Context engineering feels trivial most of the time, but can quickly become the bottleneck when building multi-step agentic workflows.
The premise is simple: you only have a finite number of tokens that fit an LLM’s context window. For multi-step workflows, you have to decide which tokens get to live there at each step.
The naive approach is to shove everything into context and hope the LLM figures it out. But you hit the token ceiling quite quickly, and it becomes expensive, since most LLM pricing scales with input/output tokens (Hey Navendu, why did we spend $500 in three hours yesterday on OpenRouter?).
There’s also “context rot,” the idea that LLMs start to perform worse as their context grows. Anyone who has had a long chat with ChatGPT or a long coding session with Claude Code would know this from experience.
As the number of tokens in the context window increases, the model’s ability to accurately recall information from that context decreases.
Recursive Language Models (RLMs) offer a way around this. At a high level, RLMs break the problem into subproblems, call itself on each subproblem with only the relevant subset of available information, and then composes the answer back together.
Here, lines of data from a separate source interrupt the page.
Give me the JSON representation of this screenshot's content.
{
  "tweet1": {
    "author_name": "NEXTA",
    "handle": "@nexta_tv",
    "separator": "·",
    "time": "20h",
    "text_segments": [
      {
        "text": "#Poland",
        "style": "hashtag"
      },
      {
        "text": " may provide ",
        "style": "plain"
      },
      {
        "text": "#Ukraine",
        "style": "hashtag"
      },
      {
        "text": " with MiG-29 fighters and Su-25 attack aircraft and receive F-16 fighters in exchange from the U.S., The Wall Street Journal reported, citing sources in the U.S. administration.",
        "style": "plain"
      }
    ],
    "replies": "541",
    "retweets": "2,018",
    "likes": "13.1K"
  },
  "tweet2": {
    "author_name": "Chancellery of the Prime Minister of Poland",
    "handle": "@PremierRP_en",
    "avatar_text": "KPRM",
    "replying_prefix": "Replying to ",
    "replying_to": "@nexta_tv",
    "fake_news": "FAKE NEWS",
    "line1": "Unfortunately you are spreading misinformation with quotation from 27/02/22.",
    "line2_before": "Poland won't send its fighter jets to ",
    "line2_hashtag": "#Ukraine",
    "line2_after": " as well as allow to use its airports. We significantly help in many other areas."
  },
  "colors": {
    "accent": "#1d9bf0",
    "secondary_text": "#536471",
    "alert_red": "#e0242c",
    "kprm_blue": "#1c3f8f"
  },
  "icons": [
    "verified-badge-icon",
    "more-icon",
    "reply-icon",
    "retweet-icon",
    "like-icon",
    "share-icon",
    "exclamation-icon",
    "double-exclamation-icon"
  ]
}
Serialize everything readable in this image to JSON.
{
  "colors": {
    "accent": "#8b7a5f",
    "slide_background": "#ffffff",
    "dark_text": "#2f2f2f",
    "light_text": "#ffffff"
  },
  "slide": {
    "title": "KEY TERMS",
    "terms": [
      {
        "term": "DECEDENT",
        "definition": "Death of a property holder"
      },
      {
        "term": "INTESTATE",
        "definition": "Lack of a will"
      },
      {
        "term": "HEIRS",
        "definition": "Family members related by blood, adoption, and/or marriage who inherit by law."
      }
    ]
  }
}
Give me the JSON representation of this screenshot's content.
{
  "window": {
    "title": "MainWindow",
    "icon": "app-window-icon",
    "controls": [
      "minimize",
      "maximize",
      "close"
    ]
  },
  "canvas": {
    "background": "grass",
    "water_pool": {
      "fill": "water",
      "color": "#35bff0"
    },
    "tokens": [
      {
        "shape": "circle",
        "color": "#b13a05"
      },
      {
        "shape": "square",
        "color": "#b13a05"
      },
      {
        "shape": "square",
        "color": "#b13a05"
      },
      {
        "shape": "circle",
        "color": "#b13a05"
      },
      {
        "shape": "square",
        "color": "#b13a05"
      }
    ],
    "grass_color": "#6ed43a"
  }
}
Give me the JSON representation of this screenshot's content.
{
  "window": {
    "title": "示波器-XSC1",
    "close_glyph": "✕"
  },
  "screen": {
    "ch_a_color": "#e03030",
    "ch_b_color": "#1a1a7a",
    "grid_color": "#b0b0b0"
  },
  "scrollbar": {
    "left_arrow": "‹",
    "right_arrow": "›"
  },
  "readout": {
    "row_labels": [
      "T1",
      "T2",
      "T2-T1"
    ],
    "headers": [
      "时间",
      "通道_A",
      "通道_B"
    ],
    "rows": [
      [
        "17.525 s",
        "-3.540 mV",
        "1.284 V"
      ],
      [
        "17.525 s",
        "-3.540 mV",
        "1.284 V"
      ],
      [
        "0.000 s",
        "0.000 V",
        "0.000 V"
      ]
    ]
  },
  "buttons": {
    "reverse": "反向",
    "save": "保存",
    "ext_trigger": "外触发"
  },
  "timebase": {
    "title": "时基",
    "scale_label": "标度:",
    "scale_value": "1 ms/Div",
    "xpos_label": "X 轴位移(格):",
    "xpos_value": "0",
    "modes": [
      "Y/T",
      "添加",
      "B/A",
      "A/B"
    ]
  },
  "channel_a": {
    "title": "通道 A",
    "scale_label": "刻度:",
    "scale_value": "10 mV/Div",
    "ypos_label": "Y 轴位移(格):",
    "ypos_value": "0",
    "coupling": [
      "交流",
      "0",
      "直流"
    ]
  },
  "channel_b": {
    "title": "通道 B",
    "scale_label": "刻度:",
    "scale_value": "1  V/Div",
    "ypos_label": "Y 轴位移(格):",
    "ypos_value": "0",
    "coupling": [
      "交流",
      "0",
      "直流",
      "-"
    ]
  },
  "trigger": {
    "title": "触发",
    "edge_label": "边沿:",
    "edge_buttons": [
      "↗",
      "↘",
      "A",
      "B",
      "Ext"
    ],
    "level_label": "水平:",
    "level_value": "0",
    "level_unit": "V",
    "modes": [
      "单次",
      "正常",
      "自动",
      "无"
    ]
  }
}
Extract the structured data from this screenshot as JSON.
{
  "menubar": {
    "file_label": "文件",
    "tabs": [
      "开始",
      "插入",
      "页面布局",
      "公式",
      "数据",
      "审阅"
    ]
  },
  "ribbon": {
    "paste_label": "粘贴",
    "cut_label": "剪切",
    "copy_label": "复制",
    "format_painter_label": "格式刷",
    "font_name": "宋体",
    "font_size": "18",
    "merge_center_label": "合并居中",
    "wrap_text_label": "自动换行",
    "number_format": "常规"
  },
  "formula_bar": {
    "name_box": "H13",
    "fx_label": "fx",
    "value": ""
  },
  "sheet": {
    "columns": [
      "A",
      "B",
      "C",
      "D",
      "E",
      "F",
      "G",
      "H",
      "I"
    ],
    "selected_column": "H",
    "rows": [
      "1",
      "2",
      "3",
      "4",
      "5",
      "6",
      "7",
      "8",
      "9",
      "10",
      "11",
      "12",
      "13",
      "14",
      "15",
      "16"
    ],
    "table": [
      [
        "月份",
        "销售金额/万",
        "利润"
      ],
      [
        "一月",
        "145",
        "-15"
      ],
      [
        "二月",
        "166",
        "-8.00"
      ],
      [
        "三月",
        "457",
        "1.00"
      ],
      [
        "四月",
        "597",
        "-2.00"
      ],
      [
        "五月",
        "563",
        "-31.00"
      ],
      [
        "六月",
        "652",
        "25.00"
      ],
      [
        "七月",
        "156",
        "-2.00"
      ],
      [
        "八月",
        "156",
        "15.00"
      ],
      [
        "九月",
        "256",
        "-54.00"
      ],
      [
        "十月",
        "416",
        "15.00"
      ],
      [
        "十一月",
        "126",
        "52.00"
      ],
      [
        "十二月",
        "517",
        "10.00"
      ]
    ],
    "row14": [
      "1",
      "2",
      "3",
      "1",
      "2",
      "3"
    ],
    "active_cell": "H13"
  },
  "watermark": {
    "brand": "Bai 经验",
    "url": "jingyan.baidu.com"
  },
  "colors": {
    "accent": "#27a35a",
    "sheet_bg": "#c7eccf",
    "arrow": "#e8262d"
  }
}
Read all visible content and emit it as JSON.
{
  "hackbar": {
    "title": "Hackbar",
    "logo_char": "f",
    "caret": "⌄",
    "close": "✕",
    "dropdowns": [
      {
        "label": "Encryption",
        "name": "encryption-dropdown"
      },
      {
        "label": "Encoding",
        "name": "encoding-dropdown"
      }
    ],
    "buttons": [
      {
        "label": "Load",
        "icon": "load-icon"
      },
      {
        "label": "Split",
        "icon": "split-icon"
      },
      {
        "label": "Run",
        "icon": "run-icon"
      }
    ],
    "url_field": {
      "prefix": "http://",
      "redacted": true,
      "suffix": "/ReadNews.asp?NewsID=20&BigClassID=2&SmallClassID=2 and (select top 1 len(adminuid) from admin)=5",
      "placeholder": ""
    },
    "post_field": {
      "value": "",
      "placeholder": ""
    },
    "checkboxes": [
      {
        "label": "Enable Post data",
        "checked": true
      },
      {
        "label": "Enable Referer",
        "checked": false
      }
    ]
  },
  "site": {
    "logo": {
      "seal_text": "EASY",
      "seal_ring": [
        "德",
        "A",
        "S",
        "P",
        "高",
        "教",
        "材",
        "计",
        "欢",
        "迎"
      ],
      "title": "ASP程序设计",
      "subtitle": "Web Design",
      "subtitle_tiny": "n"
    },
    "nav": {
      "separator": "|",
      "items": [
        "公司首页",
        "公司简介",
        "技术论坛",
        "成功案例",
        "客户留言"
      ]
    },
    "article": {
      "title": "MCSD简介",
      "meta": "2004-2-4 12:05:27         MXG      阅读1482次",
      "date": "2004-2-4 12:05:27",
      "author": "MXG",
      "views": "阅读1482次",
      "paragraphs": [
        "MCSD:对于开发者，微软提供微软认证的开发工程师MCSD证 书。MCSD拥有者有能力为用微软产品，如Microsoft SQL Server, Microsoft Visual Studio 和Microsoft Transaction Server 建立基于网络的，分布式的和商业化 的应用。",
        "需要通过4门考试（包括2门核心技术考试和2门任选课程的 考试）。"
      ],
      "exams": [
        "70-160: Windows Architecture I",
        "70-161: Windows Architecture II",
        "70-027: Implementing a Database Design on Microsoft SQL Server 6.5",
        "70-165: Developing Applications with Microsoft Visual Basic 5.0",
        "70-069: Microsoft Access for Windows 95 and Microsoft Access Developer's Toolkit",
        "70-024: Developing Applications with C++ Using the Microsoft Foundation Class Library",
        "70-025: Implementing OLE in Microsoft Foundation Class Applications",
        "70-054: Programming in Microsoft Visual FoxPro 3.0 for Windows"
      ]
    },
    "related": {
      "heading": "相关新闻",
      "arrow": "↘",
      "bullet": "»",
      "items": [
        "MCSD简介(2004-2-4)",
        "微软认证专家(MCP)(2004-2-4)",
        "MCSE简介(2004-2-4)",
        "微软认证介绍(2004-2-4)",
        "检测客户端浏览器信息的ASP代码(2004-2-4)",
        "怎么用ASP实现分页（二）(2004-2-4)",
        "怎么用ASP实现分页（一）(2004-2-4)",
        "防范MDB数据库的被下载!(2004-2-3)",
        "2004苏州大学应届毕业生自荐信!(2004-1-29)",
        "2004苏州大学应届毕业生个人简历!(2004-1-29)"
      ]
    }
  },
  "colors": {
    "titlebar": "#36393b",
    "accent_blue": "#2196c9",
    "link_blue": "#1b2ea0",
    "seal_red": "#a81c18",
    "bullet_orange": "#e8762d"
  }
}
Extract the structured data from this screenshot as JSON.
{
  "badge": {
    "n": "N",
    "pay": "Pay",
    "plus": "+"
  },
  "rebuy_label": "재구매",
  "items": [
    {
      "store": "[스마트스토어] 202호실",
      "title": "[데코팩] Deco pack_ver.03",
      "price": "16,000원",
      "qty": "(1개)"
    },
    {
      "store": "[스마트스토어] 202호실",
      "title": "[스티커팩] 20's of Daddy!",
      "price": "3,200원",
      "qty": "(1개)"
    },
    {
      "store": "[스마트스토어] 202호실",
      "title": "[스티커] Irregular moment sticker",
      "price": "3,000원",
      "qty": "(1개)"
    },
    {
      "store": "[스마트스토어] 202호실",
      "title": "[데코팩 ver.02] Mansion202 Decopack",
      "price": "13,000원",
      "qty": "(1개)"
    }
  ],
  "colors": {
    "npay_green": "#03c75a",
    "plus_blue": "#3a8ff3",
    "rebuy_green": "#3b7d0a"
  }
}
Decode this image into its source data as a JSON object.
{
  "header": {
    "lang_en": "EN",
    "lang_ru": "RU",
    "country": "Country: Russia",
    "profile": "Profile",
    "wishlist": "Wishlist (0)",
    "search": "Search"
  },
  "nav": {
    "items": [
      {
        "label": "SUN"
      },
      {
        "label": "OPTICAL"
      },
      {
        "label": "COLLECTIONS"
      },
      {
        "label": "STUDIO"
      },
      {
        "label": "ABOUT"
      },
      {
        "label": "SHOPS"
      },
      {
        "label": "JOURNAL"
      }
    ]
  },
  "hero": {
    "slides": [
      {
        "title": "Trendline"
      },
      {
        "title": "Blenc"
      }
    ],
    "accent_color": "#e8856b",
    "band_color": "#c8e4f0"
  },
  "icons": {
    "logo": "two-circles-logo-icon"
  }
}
Every recursive call gets its own clean, minimal context. The root agent context remains minimal, with only the responsibility of orchestration.
In practice, using a REPL environment, this lets the model programmatically navigate the larger context rather than swallowing it whole.
I’ve been exploring similar ideas (primarily to reduce costs) in which the root agent can only spawn subagents through a tool call. The subagents do all the actual work and provide a summary to the root agent, which is what gets added to the context rather than the complete analysis. These experiments produced excellent results in both quality and cost.
The REPL pattern is useful in places where you would otherwise construct the context/prompt programmatically from structured data. For example, instead of looping through records in a table to convert them into Markdown-formatted text, the LLM can directly write the Python code to inspect exactly what it wants without the intermediate step of adding all records into context.
While the paper makes it clear that REPL is just their environment of choice, it is indeed a good choice. Being able to programmatically interact with the context can be a natural solution for common agentic problems.